Molecular cloning and functional characterization of recombinant Loxtox from Loxosceles similis venom

• Published in: International journal of biological macromolecules Vol. 164; pp. 1112 - 1123
• Main Authors: Leal, Hortênsia Gomes, de Oliveira Mendes, Bárbara Bruna Ribeiro, Horta, Carolina Campolina Rebello, Pereira, Núbia Braga, Ferreira, Douglas Sales Medina, da Silva, Thais Soares, Biscoto, Gabriela Lago, Kalapothakis, Yan, Machado de Avila, Ricardo A., Chávez-Olórtegui, Carlos, Kalapothakis, Evanguedes
• Format: Journal Article
• Language: English
• Published: Netherlands Elsevier B.V 01.12.2020
• Subjects: Animals; Cloning, Molecular; Epitopes - chemistry; Female; Hydrogen-Ion Concentration; Immune Sera - immunology; Loxosceles similis; Neutralization Tests; Phospholipase D - metabolism; Phosphoric Diester Hydrolases - genetics; Phosphoric Diester Hydrolases - metabolism; Protein Isoforms; Rabbits; Recombinant; Recombinant Proteins - metabolism; Serum; Skin - drug effects; Sphingomyelin Phosphodiesterase - metabolism; Spider Venoms - genetics; Spider Venoms - metabolism; Spiders - metabolism; Serum; Loxosceles similis; Recombinant
• ISSN: 0141-8130; 1879-0003
• DOI: 10.1016/j.ijbiomac.2020.07.190

Loxoscelism is a recognized public health problem in Brazil, but the venom from Loxosceles similis, which is widespread in Brazil due to its adaptability to the urban environment, remains poorly characterized.

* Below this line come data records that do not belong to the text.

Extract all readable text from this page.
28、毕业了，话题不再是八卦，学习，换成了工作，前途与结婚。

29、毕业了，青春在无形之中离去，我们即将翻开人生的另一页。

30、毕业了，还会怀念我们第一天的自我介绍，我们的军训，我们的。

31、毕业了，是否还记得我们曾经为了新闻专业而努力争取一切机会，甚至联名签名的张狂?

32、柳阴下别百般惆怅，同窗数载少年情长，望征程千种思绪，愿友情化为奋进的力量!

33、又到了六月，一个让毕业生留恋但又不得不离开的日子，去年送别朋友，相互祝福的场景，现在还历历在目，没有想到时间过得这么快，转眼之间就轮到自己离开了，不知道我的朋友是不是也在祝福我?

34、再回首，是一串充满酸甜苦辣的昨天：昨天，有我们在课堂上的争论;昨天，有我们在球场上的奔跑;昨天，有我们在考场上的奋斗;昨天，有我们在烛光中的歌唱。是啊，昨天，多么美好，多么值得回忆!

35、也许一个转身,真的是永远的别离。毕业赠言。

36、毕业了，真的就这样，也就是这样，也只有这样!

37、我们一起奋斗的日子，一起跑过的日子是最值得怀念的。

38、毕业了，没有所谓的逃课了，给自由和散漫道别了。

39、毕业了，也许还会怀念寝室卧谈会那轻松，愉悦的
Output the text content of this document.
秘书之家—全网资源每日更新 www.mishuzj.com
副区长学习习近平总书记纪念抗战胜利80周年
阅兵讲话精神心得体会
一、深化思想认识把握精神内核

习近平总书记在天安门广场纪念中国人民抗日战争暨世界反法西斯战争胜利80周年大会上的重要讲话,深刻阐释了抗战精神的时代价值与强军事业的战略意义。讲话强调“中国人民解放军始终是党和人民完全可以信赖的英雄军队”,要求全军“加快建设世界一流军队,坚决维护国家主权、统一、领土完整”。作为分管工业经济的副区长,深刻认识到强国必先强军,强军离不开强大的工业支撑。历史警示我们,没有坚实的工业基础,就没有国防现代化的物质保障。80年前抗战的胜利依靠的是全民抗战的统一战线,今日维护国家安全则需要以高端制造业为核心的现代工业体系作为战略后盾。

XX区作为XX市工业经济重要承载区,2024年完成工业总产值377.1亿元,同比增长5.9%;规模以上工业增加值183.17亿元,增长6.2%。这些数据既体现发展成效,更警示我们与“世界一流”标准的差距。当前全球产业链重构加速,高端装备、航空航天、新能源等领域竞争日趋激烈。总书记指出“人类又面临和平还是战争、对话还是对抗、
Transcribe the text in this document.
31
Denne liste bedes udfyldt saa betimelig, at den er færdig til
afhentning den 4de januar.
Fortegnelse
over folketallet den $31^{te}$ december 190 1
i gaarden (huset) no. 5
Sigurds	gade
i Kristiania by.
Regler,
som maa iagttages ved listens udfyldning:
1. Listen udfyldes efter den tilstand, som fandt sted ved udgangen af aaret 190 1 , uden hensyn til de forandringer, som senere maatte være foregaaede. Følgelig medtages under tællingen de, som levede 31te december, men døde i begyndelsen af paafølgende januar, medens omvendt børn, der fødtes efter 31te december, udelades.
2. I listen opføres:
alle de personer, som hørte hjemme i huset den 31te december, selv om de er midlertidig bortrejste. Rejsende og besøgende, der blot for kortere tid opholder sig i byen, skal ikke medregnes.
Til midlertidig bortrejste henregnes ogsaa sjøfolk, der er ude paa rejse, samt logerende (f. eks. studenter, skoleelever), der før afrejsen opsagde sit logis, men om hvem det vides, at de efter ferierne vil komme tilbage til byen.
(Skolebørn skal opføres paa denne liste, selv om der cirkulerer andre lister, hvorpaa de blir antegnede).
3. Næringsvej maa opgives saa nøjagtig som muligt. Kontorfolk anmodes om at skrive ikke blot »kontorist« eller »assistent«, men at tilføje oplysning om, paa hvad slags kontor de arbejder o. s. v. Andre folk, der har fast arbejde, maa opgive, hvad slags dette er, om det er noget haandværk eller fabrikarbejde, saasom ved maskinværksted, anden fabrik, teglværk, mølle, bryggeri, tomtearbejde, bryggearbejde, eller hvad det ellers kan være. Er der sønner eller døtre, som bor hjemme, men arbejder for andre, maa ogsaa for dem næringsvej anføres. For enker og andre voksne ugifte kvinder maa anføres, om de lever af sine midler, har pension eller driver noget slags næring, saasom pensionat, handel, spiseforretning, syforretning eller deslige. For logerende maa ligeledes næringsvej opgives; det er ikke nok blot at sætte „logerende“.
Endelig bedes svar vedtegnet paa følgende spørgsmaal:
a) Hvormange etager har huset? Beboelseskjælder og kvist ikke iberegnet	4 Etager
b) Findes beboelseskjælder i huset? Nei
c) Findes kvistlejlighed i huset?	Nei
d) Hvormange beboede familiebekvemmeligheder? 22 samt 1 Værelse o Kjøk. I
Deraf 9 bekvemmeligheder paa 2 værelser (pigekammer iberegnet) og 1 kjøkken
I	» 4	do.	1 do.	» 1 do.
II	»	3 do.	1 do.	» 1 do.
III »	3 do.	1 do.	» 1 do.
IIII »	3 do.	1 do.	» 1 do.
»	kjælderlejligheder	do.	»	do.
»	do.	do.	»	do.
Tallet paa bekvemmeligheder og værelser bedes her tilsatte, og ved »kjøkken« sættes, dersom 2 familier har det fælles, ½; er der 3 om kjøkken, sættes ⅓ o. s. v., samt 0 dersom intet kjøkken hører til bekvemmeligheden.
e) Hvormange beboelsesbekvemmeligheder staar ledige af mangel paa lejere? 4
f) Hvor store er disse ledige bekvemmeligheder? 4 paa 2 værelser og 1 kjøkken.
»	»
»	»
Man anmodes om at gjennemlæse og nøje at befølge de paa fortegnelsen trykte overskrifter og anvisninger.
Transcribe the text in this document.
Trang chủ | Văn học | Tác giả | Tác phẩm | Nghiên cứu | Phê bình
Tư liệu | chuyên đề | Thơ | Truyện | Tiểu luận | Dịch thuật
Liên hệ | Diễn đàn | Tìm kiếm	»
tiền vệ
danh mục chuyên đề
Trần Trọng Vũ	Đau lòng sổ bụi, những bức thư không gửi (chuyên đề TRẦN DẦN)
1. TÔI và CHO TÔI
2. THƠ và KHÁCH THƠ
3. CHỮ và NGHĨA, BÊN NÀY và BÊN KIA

Loxtox is a family of phospholipase D enzymes (PLDs), which are the major components of Loxosceles venom and are responsible for the clinical effects of loxoscelism. Loxtox toxins correspond to 15% of L. similis venom gland transcripts, but the Loxtox family of L. similis has yet to be fully described. In this study, we cloned and functionally characterized recLoxtox s1A and recLoxtox s11A. These recombinant toxins exhibited different in vitro activities depending on pH, and recLoxtox s1A had more intense effects on rabbit skin than did recLoxtox s11A in vivo. Both recombinant toxins were used in immunization protocols, and mapping of their epitopes revealed different immunological reactions for the produced immune serums. Additionally, polyclonal antibodies raised against recLoxtox s1A had greater capacity to significantly reduce the in vitro and in vivo effects of L. similis venom. In summary, we obtained and characterized two novel Loxtox isoforms from L. similis venom, which may be valuable biotechnological and immunological tools against loxoscelism. •Recombinant Loxtox s1A and s11A show high sphingomyelinase activity at pHs of 7.4 and 8, respectively.•Recombinant Loxtox s1A causes more intense damage to rabbit skin than does Loxtox s11A.•Sera raised with recLoxtox s1A better neutralize the effects of Loxosceles similis venom.•Epitopes including residues from active sites were identified in both Loxtox forms.